Three Israelis shooting a documentary in a separatist region in southeast Nigeria were arrested last week, the Foreign Ministry confirmed on Tuesday.

According to media reports, Nigerian authorities arrested and interrogated the trio on suspicion that they had come into contact with Biafran separatists.

Family members of one of the men stressed to the Times of Israel that the allegations were entirely unfounded, and that separatist social media accounts took advantage of the Israelis’ trip to claim that the three were supporting Biafran separatist groups.

The Israeli Embassy in Abuja is following the case closely and is in contact with Nigerian authorities, according to the Foreign Ministry.

The Israelis were in Nigeria to film: “We Were Never Lost,” a documentary exploring Jewish communities in African countries such as Kenya, Madagascar, Uganda, and Nigeria.

They took off from Ben Gurion Airport on July 5 and landed in Nigeria the next day.

According to locals, the crew was detained at a synagogue during Friday night services in the Igbo village of Ogidi by Nigeria’s secret police (Department of State Services) and taken to Abuja.

The filmmakers were aware of the political sensitivity surrounding the filming of the Igbo community.

Last Thursday, the We Were Never Lost Facebook page stressed: “We do not take any position on political movements as we are not here as politicians nor as a part of any governmental delegations.”

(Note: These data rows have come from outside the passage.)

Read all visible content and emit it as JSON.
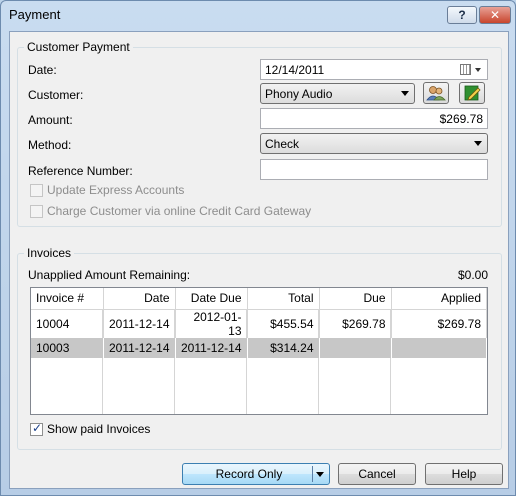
{
  "window": {
    "title": "Payment",
    "help_glyph": "?",
    "close_glyph": "✕"
  },
  "customer_payment": {
    "legend": "Customer Payment",
    "date_label": "Date:",
    "date_value": "12/14/2011",
    "customer_label": "Customer:",
    "customer_value": "Phony Audio",
    "amount_label": "Amount:",
    "amount_value": "$269.78",
    "method_label": "Method:",
    "method_value": "Check",
    "reference_label": "Reference Number:",
    "reference_value": "",
    "update_express_label": "Update Express Accounts",
    "charge_customer_label": "Charge Customer via online Credit Card Gateway"
  },
  "invoices": {
    "legend": "Invoices",
    "unapplied_label": "Unapplied Amount Remaining:",
    "unapplied_value": "$0.00",
    "columns": [
      "Invoice #",
      "Date",
      "Date Due",
      "Total",
      "Due",
      "Applied"
    ],
    "rows": [
      [
        "10004",
        "2011-12-14",
        "2012-01-13",
        "$455.54",
        "$269.78",
        "$269.78"
      ],
      [
        "10003",
        "2011-12-14",
        "2011-12-14",
        "$314.24",
        "",
        ""
      ]
    ],
    "selected_row": 1,
    "show_paid_label": "Show paid Invoices",
    "show_paid_checked": true
  },
  "buttons": {
    "record": "Record Only",
    "cancel": "Cancel",
    "help": "Help"
  },
  "colors": {
    "selection": "#c7c7c7",
    "title_bg": "#c9dcf0",
    "close": "#c8452d"
  }
}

The group met last week with Igbo leader Eze Chukwuemeka Eri and presented him with a framed Shiviti made in Jerusalem.

Rochman also presented another Igbo community with a Torah scroll whose cover was designed by British-Israeli street artist Solomon Souza.

The Igbo consider themselves a lost tribe of Israel.

In January, a conflict broke out in southeastern Nigeria between Nigerian forces and the military wing of the Indigenous People of Biafra movement.

The fight is ongoing.

A previous unilateral declaration of independence by the Igbo people in 1967 sparked a brutal 30-month civil war that left more than a million dead.

In 2018, fugitive pro-Biafran separatist leader Nnamdi Kanu gave a radio broadcast saying he was in Israel and indicating he owed his survival to the Jewish state.

Kanu, a former London estate agent, heads IPOB and the outlawed pirate radio station Radio Biafra.

He maintains the Igbo people, who are in the majority in southeast Nigeria, are a lost tribe of Israel and it is his mission to lead them to the promised land of Biafra.

Kanu is facing treason charges in his homeland.

He was arrested by Interpol in the Czech Republic in June 2021.